Mature horses generally require 3.4 megacalories (that’s 34,000 calories) of food per 100kg (1kg = 2.2lb) of body weight. That requirement fluctuates depending on the amount of activity the horse is involved in each day.  An 1100 lb horse will normally require at least 16.4Mcal per day.  The horse’s daily requirements can be as much as doubled depending on how much riding is done. Pleasure horses generally will only have a slightly raised requirement of calories per day. A horse in heavy competition training would need up to double. Around 80% of the calories consumed should be from grazing and roughage. Horses’ diets rely heavily on carbohydrates and fibers found in vegetation. If your horse has limited turn out, then you should ensure he or she is getting plenty of quality hay. Concentrates should be the minority in a horse’s diet. Some fiber alternatives can also be fed when grazing roughage is low. These include beet pulp, and various cubes. Horses get some proteins and fats from their roughage as well, which is again why a plentitude of forages should be supplied.  Forage options besides good pasture include coastal hay, Timothy blends, oat blends, Alfalfa, peanut hay, and various other grasses. Alfalfa is available on its own, but is also one of the more common blends with Timothy grasses and oats. Hays can be obtained through feed stores and directly from growers, and you should search for good quality sources. Hay should be low in dust, relatively dry, with medium long cuts. Alfalfa and blends that include it will be greener and are richer. They should be introduced gradually to ensure the horse’s system can adapt properly. Coastal hays and peanut hay are aged a bit more, and can include some green but will generally take a more yellow huge with age. They tend to be drier and not quite as nutrient dense.
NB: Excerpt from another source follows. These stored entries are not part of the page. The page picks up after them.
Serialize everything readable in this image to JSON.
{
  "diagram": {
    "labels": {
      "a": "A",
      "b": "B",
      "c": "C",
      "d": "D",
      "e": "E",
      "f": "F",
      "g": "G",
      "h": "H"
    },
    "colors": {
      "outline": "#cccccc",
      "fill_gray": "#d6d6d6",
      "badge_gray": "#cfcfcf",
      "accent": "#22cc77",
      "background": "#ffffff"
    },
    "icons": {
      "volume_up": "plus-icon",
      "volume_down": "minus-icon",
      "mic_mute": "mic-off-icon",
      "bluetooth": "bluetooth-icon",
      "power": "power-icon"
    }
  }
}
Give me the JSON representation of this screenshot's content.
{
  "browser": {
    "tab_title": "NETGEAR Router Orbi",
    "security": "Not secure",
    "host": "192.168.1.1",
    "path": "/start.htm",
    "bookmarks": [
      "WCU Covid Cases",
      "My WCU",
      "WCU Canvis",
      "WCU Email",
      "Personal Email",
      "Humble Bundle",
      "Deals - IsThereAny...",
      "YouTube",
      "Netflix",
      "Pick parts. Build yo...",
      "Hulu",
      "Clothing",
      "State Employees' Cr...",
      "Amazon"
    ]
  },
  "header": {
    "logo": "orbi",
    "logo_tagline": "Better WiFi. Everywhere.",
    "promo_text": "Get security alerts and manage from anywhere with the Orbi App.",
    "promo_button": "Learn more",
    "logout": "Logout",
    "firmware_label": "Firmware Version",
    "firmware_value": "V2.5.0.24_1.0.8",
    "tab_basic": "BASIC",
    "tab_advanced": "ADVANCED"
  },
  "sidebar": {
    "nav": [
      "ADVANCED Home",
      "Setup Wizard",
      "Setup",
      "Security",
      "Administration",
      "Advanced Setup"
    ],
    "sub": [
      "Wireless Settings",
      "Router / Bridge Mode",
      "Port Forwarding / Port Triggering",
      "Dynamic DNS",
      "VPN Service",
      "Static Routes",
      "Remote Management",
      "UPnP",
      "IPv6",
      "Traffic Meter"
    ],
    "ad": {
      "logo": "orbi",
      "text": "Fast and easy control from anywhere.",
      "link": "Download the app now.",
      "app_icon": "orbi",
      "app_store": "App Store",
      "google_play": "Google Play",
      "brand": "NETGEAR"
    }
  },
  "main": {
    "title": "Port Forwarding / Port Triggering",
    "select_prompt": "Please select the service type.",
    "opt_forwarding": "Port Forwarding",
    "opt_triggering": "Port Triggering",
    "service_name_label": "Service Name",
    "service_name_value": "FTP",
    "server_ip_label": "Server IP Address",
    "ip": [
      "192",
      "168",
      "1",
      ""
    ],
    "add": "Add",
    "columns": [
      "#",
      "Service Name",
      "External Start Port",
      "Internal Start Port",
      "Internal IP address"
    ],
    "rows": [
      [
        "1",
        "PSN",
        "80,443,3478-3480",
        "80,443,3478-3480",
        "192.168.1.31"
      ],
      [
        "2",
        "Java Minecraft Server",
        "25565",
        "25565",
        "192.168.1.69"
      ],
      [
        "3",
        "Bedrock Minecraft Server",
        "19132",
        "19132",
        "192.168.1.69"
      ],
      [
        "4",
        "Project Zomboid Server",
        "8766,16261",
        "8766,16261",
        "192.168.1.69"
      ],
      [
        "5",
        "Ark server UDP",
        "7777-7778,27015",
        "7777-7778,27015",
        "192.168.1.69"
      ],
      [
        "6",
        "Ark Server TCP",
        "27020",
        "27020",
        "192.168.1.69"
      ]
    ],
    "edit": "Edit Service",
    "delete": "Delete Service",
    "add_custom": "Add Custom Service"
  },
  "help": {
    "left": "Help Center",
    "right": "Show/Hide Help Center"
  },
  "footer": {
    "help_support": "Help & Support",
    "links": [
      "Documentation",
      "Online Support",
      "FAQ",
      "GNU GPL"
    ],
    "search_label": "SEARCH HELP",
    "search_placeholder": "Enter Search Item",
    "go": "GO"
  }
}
All of this talk of food can sure get a cat’s appetite up, I hear a food bowl calling my name. In next week’s blog, I’ll talk more about fats, proteins, carbohydrates, and their effects on the horse’s body. At the end of this blog series, I’ll also provide a few extra reading sources in case you’d like to study nutrition further. In the meantime, may your litter box always be clean and your food bowl full.